With recent events of my Grandma passing away, I've been asked a few times about 'how I am handling it?'
Well...aside from me saying "I'm alright," I haven't really told anyone the truth.
Even though my Grandma (who also happened to be one of my best friends) is gone in this life, I'm taking it rather well. In fact, I'm quite happy about the entire thing. I don't like the fact that she is gone, and I don't like how she left, but aside from that, it is my view of death that kept me happy about it.
Have you ever been reading a really amazing book, or watched a TV series that you love, or played a video game that you just had to keep playing to see the end? You go through it expecting the author/writer to come to a good conclusion at the end. But when you reach the last chapter...it leaves you with a cliffhanger.
My point is this.
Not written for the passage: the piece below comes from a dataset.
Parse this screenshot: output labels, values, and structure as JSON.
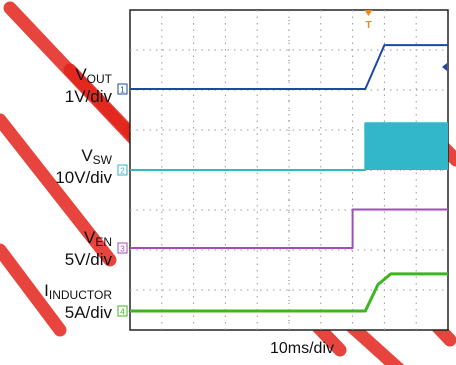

Life is like that book, show or game. You go through life without knowing what is at the end of this book. Sometimes it is fast, slow, happy, angry, easy, hard or sad. But when you finally reach the end, death, that is your cliffhanger. You don't know what happens until the next book (the Afterlife) is published.
When you 'die' you know all the answers. Your cliffhanger is finally understood. Everything in the 'book' makes sense, you understand every good thing and every bad thing.
Looking at death this way, made me feel better about my Grandma leaving. I knew she was just at a different chapter and that our stories would connect again in the future.